Yoandra Alvarez, 49 ans, s'y est mis dès les années 1990. Dans la banlieue de La Havane, elle a repris un terrain à l'abandon, où s'entassaient les détritus.
Aujourd'hui y poussent une centaine d'arbres fruitiers, de quoi fabriquer confitures et glaces.
Considérée comme une référence locale, elle se réjouit de voir ce regain de l'agriculture urbaine: "C'est très intéressant. Les gens commencent à voir la beauté d'une laitue", sourit-elle.
Faute d'engrais chimiques, quasi-impossibles à importer en raison de l'embargo américain, les Cubains utilisent des techniques naturelles, mais "il faut améliorer l'accès aux graines, à l'eau, on y travaille", indique le représentant de la FAO.

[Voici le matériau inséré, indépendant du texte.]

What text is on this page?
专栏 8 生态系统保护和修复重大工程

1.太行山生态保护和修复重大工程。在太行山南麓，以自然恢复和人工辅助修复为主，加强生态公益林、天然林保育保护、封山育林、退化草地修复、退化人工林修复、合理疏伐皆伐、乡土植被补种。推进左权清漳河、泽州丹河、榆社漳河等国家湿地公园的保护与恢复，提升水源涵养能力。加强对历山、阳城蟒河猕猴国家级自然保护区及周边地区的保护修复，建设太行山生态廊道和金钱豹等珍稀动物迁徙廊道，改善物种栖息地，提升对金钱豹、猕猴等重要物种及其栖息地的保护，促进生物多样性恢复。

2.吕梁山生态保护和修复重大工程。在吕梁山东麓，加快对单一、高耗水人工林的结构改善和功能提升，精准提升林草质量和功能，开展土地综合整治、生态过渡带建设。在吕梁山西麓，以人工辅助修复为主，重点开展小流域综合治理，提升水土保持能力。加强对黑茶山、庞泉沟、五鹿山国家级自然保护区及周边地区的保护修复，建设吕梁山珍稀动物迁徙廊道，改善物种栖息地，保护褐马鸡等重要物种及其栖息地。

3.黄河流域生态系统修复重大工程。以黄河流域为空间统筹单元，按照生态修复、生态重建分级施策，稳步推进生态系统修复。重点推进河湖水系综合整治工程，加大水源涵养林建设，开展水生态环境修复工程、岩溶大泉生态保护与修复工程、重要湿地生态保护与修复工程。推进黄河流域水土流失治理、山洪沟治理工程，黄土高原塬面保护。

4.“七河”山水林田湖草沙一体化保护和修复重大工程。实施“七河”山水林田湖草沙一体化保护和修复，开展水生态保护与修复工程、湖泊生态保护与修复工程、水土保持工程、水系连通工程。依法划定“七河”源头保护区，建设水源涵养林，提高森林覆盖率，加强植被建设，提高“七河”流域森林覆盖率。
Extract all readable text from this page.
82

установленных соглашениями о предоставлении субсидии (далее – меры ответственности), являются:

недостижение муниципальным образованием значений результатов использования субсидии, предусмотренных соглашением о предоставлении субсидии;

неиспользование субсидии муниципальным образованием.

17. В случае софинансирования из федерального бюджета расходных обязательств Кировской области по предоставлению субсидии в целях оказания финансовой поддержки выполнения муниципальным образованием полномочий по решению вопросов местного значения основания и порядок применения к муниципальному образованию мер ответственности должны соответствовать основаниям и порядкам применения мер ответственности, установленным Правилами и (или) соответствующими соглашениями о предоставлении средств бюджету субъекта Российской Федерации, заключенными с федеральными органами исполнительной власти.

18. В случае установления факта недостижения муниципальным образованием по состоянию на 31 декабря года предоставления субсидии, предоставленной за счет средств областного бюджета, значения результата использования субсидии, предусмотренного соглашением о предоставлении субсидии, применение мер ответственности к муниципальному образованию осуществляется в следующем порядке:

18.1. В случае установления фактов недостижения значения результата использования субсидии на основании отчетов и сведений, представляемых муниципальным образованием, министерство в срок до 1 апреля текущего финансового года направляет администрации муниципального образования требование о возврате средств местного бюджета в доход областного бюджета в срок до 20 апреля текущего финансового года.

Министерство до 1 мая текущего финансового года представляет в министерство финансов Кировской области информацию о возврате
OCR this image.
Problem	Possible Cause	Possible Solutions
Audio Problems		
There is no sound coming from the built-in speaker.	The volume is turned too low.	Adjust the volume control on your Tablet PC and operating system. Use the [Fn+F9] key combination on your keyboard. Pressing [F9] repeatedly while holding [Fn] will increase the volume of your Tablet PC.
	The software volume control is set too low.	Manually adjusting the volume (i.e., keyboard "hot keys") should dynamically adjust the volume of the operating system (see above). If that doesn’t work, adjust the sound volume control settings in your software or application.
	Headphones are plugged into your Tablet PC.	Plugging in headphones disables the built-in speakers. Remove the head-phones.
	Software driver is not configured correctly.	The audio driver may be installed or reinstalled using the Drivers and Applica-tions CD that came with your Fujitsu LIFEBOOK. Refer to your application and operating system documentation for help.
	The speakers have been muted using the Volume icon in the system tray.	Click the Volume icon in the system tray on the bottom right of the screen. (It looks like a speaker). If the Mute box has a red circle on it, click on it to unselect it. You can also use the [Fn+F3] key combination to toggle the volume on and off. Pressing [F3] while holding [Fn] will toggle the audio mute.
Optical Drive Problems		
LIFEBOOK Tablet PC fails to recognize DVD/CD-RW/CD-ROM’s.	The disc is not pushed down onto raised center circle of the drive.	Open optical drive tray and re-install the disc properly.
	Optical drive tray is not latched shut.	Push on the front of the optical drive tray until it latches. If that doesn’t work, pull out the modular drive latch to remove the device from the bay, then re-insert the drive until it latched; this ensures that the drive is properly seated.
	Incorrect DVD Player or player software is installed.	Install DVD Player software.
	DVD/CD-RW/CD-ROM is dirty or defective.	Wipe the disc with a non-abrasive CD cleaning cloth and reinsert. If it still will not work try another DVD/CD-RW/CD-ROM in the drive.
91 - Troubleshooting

Pour Jesus Sanchez, adepte de la permaculture et de l'agriculture urbaine, plus de retour en arrière possible: chez lui, il utilise des vieux pneus et des bouteilles comme récipients pour ses cultures, tout en élevant lapins et poules.
"Pas besoin de sortir pour chercher des condiments, et on a de la citrouille, du manioc et de la patate douce pour manger", raconte-t-il, heureux de partager avec ses voisins. "Quand on cueille les mangues, on en donne à tout le monde!"